There are two ways to do this. First, you can improve the species composition and growth of existing preferred shrubs on the property by removing the shrubs deer do not like. It obviously is not feasible to do this over an entire property, but a little boot leather will tell you where there are areas with the “raw material” to produce a productive shrub community. We designate 1/2- to 3-acre patches for deer browse production.
In these areas, we use spot applications of herbicides to kill the low-choice plants, freeing up the high-choice ones to expand their growth. Other times, prescribed fire can favor some shrubs over others. For example, in the South, American beautyberry “loves” fire, and burning it tends to increase its abundance and vigor.

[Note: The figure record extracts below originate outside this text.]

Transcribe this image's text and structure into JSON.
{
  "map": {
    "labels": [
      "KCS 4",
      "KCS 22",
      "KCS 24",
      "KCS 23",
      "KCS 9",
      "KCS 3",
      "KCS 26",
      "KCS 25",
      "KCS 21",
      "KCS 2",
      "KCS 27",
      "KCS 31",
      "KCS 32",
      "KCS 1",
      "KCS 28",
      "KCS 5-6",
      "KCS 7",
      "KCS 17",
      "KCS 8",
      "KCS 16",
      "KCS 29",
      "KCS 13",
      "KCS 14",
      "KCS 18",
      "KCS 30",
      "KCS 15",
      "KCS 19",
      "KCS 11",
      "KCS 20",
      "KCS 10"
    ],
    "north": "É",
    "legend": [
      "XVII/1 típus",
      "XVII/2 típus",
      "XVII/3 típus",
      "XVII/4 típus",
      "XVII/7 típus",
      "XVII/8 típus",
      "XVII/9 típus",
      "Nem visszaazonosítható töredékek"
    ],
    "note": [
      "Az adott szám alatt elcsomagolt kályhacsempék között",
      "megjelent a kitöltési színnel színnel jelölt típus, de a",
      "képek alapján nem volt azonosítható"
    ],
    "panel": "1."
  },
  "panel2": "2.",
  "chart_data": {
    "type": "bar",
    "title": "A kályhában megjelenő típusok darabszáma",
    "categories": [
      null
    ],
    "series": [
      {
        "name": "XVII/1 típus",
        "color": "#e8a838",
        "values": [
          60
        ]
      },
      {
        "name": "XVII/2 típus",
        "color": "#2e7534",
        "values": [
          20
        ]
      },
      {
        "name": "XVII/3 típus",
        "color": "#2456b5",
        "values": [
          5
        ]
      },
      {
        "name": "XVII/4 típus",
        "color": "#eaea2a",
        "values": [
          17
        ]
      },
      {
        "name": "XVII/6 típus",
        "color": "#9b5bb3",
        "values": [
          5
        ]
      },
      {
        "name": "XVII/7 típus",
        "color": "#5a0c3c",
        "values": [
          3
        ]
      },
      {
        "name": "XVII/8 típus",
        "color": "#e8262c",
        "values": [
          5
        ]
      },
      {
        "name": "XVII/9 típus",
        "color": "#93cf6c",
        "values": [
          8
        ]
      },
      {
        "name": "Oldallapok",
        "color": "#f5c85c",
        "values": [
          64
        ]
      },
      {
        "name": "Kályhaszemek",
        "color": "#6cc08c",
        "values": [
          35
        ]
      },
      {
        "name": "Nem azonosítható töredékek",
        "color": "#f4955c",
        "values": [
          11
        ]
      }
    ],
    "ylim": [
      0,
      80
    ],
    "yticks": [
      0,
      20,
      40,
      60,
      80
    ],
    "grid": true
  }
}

We also purchase seeds or plants from nurseries to broadcast over the patches after we’ve treated them to eliminate the poor-quality species.
There is another way we can provide quality shrubs to our deer. I have written a great deal about deer orchards over the last few years, and their use is expanding significantly. We also clear small openings in the forest and plant a variety of first- and second-choice shrubs on a 10-ft x 10-ft spacing. We fertilize these browse and fruit plots and control incursion by unwanted species as needed. I have included tables showing suggested shrub species for the North and South. Of course, there is some overlap geographically, as seen in blackberries, sumacs and dogwoods.
Another strategy is to develop soft edges, consisting of shrub and vine species, with an outer band of screening cover such as switchgrass. At our research facility, we plant American beautyberry, sumac, wild plum and grape as an edge foraging area for our deer. We also plant vines such as greenbrier, yellow jessamine and Japanese honeysuckle, and we keep them mowed to prevent them from growing above the deer zone. Yes, Japanese honeysuckle is an exotic and considered invasive, but it has become a “naturalized” plant in much of the South and a very good deer food.
We fertilize all these in the later winter, in all geographic areas, most commonly by applying a balanced (13-13-13) fertilizer at the rate of 200 pounds per acre.
Many of these species are now offered by nurseries, such as WildTree, as planting kits. You also can dig up specimens and transplant them to the desired location; however, this often never gets done (no matter how much you intend to do it). So, purchasing improved plant stock is the most efficient way to increase browse and fruit production.
CONCLUSION Truthfully, I never would have dreamed about writing an article like this one 20 years ago! Yet, it’s exciting to see the explosion of landowners implementing intensive deer management programs on their property. It’s hard work, but it also is fun and rewards you with more and better deer in your “deer factory.” I receive dozens of photographs weekly from landowners of their latest triumph in deer landscape development. Honestly, the fact you’re reading this magazine is a testimony to how popular managing the deer landscape really is.